If you're searching for Allogeneic Hematopoietic Stem Cell Transplantation Recipient treatment in Columbus, participating in a clinical research study may provide access to innovative approaches under expert medical supervision. This study is actively recruiting participants in Columbus and surrounding areas.

Clinical trials offer participants the opportunity to receive cutting-edge treatments while contributing to medical research that may help future patients with Allogeneic Hematopoietic Stem Cell Transplantation Recipient.
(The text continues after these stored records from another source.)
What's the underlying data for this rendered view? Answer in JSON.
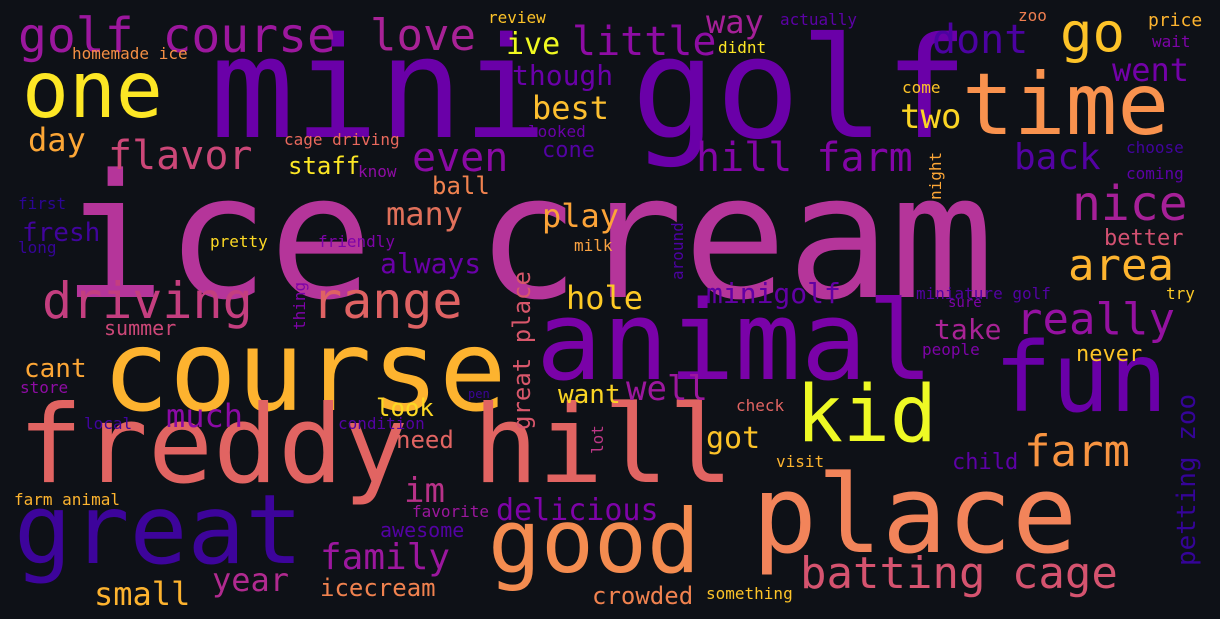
{
  "background": "#0e1117",
  "words": [
    {
      "id": "ice-cream",
      "text": "ice cream",
      "color": "#b5359a"
    },
    {
      "id": "mini-golf",
      "text": "mini golf",
      "color": "#6a00a8"
    },
    {
      "id": "course",
      "text": "course",
      "color": "#fdb32f"
    },
    {
      "id": "animal",
      "text": "animal",
      "color": "#7a02a8"
    },
    {
      "id": "freddy-hill",
      "text": "freddy hill",
      "color": "#e16462"
    },
    {
      "id": "place",
      "text": "place",
      "color": "#f2845a"
    },
    {
      "id": "good",
      "text": "good",
      "color": "#f48c50"
    },
    {
      "id": "fun",
      "text": "fun",
      "color": "#6a00a8"
    },
    {
      "id": "great",
      "text": "great",
      "color": "#3d049b"
    },
    {
      "id": "time",
      "text": "time",
      "color": "#f9924e"
    },
    {
      "id": "kid",
      "text": "kid",
      "color": "#eef925"
    },
    {
      "id": "one",
      "text": "one",
      "color": "#fde725"
    },
    {
      "id": "batting-cage",
      "text": "batting cage",
      "color": "#d5536f"
    },
    {
      "id": "driving",
      "text": "driving",
      "color": "#c43e7f"
    },
    {
      "id": "range",
      "text": "range",
      "color": "#df6263"
    },
    {
      "id": "golf-course",
      "text": "golf course",
      "color": "#9c179e"
    },
    {
      "id": "love",
      "text": "love",
      "color": "#a82296"
    },
    {
      "id": "go",
      "text": "go",
      "color": "#fdc328"
    },
    {
      "id": "dont",
      "text": "dont",
      "color": "#4c02a1"
    },
    {
      "id": "little",
      "text": "little",
      "color": "#8e0ca4"
    },
    {
      "id": "way",
      "text": "way",
      "color": "#a62098"
    },
    {
      "id": "went",
      "text": "went",
      "color": "#7301a8"
    },
    {
      "id": "nice",
      "text": "nice",
      "color": "#a62098"
    },
    {
      "id": "area",
      "text": "area",
      "color": "#fdb42f"
    },
    {
      "id": "really",
      "text": "really",
      "color": "#9511a1"
    },
    {
      "id": "farm",
      "text": "farm",
      "color": "#f89441"
    },
    {
      "id": "hill-farm",
      "text": "hill farm",
      "color": "#8305a7"
    },
    {
      "id": "back",
      "text": "back",
      "color": "#5402a3"
    },
    {
      "id": "even",
      "text": "even",
      "color": "#8b0aa5"
    },
    {
      "id": "flavor",
      "text": "flavor",
      "color": "#cc4778"
    },
    {
      "id": "day",
      "text": "day",
      "color": "#fca636"
    },
    {
      "id": "two",
      "text": "two",
      "color": "#fbd524"
    },
    {
      "id": "best",
      "text": "best",
      "color": "#fdbf30"
    },
    {
      "id": "ive",
      "text": "ive",
      "color": "#f0f921"
    },
    {
      "id": "though",
      "text": "though",
      "color": "#6a00a8"
    },
    {
      "id": "play",
      "text": "play",
      "color": "#fca338"
    },
    {
      "id": "many",
      "text": "many",
      "color": "#e0705a"
    },
    {
      "id": "always",
      "text": "always",
      "color": "#6a00a8"
    },
    {
      "id": "hole",
      "text": "hole",
      "color": "#fdca26"
    },
    {
      "id": "minigolf",
      "text": "minigolf",
      "color": "#6200a4"
    },
    {
      "id": "take",
      "text": "take",
      "color": "#a92395"
    },
    {
      "id": "never",
      "text": "never",
      "color": "#fdc527"
    },
    {
      "id": "family",
      "text": "family",
      "color": "#9c179e"
    },
    {
      "id": "year",
      "text": "year",
      "color": "#b12a90"
    },
    {
      "id": "small",
      "text": "small",
      "color": "#fdb32f"
    },
    {
      "id": "icecream",
      "text": "icecream",
      "color": "#f0824f"
    },
    {
      "id": "much",
      "text": "much",
      "color": "#8b0aa5"
    },
    {
      "id": "im",
      "text": "im",
      "color": "#b83289"
    },
    {
      "id": "got",
      "text": "got",
      "color": "#fdc328"
    },
    {
      "id": "well",
      "text": "well",
      "color": "#9c179e"
    },
    {
      "id": "want",
      "text": "want",
      "color": "#fbd524"
    },
    {
      "id": "delicious",
      "text": "delicious",
      "color": "#7e03a8"
    },
    {
      "id": "awesome",
      "text": "awesome",
      "color": "#5302a3"
    },
    {
      "id": "crowded",
      "text": "crowded",
      "color": "#f0824f"
    },
    {
      "id": "look",
      "text": "look",
      "color": "#fdd924"
    },
    {
      "id": "need",
      "text": "need",
      "color": "#e16462"
    },
    {
      "id": "cant",
      "text": "cant",
      "color": "#fca636"
    },
    {
      "id": "staff",
      "text": "staff",
      "color": "#fde725"
    },
    {
      "id": "ball",
      "text": "ball",
      "color": "#f0824f"
    },
    {
      "id": "fresh",
      "text": "fresh",
      "color": "#41049d"
    },
    {
      "id": "summer",
      "text": "summer",
      "color": "#cc4778"
    },
    {
      "id": "child",
      "text": "child",
      "color": "#5d01a6"
    },
    {
      "id": "petting-zoo",
      "text": "petting zoo",
      "color": "#350498"
    },
    {
      "id": "great-place",
      "text": "great place",
      "color": "#d8576b"
    },
    {
      "id": "better",
      "text": "better",
      "color": "#d35171"
    },
    {
      "id": "cone",
      "text": "cone",
      "color": "#5302a3"
    },
    {
      "id": "review",
      "text": "review",
      "color": "#fdc328"
    },
    {
      "id": "actually",
      "text": "actually",
      "color": "#5c01a6"
    },
    {
      "id": "zoo",
      "text": "zoo",
      "color": "#ef7e50"
    },
    {
      "id": "price",
      "text": "price",
      "color": "#fdb42f"
    },
    {
      "id": "wait",
      "text": "wait",
      "color": "#7e03a8"
    },
    {
      "id": "homemade-ice",
      "text": "homemade ice",
      "color": "#f48f44"
    },
    {
      "id": "didnt",
      "text": "didnt",
      "color": "#fde725"
    },
    {
      "id": "come",
      "text": "come",
      "color": "#fdc328"
    },
    {
      "id": "looked",
      "text": "looked",
      "color": "#6a00a8"
    },
    {
      "id": "cage-driving",
      "text": "cage driving",
      "color": "#e9695d"
    },
    {
      "id": "know",
      "text": "know",
      "color": "#8e0ca4"
    },
    {
      "id": "choose",
      "text": "choose",
      "color": "#41049d"
    },
    {
      "id": "coming",
      "text": "coming",
      "color": "#5c01a6"
    },
    {
      "id": "first",
      "text": "first",
      "color": "#2c0594"
    },
    {
      "id": "long",
      "text": "long",
      "color": "#350498"
    },
    {
      "id": "pretty",
      "text": "pretty",
      "color": "#fdd924"
    },
    {
      "id": "friendly",
      "text": "friendly",
      "color": "#7e03a8"
    },
    {
      "id": "milk",
      "text": "milk",
      "color": "#f9a242"
    },
    {
      "id": "around",
      "text": "around",
      "color": "#4c02a1"
    },
    {
      "id": "night",
      "text": "night",
      "color": "#fca636"
    },
    {
      "id": "miniature-golf",
      "text": "miniature golf",
      "color": "#5302a3"
    },
    {
      "id": "sure",
      "text": "sure",
      "color": "#7e03a8"
    },
    {
      "id": "try",
      "text": "try",
      "color": "#fdca26"
    },
    {
      "id": "people",
      "text": "people",
      "color": "#7e03a8"
    },
    {
      "id": "thing",
      "text": "thing",
      "color": "#7e03a8"
    },
    {
      "id": "store",
      "text": "store",
      "color": "#8e0ca4"
    },
    {
      "id": "local",
      "text": "local",
      "color": "#41049d"
    },
    {
      "id": "condition",
      "text": "condition",
      "color": "#5402a3"
    },
    {
      "id": "lot",
      "text": "lot",
      "color": "#bd3786"
    },
    {
      "id": "pen",
      "text": "pen",
      "color": "#3d049b"
    },
    {
      "id": "check",
      "text": "check",
      "color": "#e16462"
    },
    {
      "id": "visit",
      "text": "visit",
      "color": "#fdb42f"
    },
    {
      "id": "farm-animal",
      "text": "farm animal",
      "color": "#fdb42f"
    },
    {
      "id": "favorite",
      "text": "favorite",
      "color": "#9c179e"
    },
    {
      "id": "something",
      "text": "something",
      "color": "#fdc328"
    }
  ]
}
All study-related care is provided at no cost to participants.

Local Sites
1 locations in Ohio
Now Enrolling
Up to 20 participants
Quick Start
Screening available now

Why Consider a Clinical Trial for Allogeneic Hematopoietic Stem Cell Transplantation Recipient?

Potential Benefits

  • Access to new treatment approaches before public availability
  • Close monitoring by experienced medical professionals
  • Study-related care provided at no cost
  • Contribute to medical research for Allogeneic Hematopoietic Stem Cell Transplantation Recipient

What to Expect

  • Initial screening to determine eligibility
  • Regular check-ups and monitoring visits
  • Possible compensation for time and travel
  • You can withdraw at any time

Frequently Asked Questions About This Allogeneic Hematopoietic Stem Cell Transplantation Recipient Study

Important Clinical Trial Information

This information is provided for educational purposes and does not constitute medical advice. Clinical trial participation involves potential risks and benefits. Eligibility requirements apply and will be assessed during the screening process.

Study identifier: NCT03665675. For complete study details, visit ClinicalTrials.gov. Always consult with your healthcare provider before making decisions about your medical care or participating in clinical research.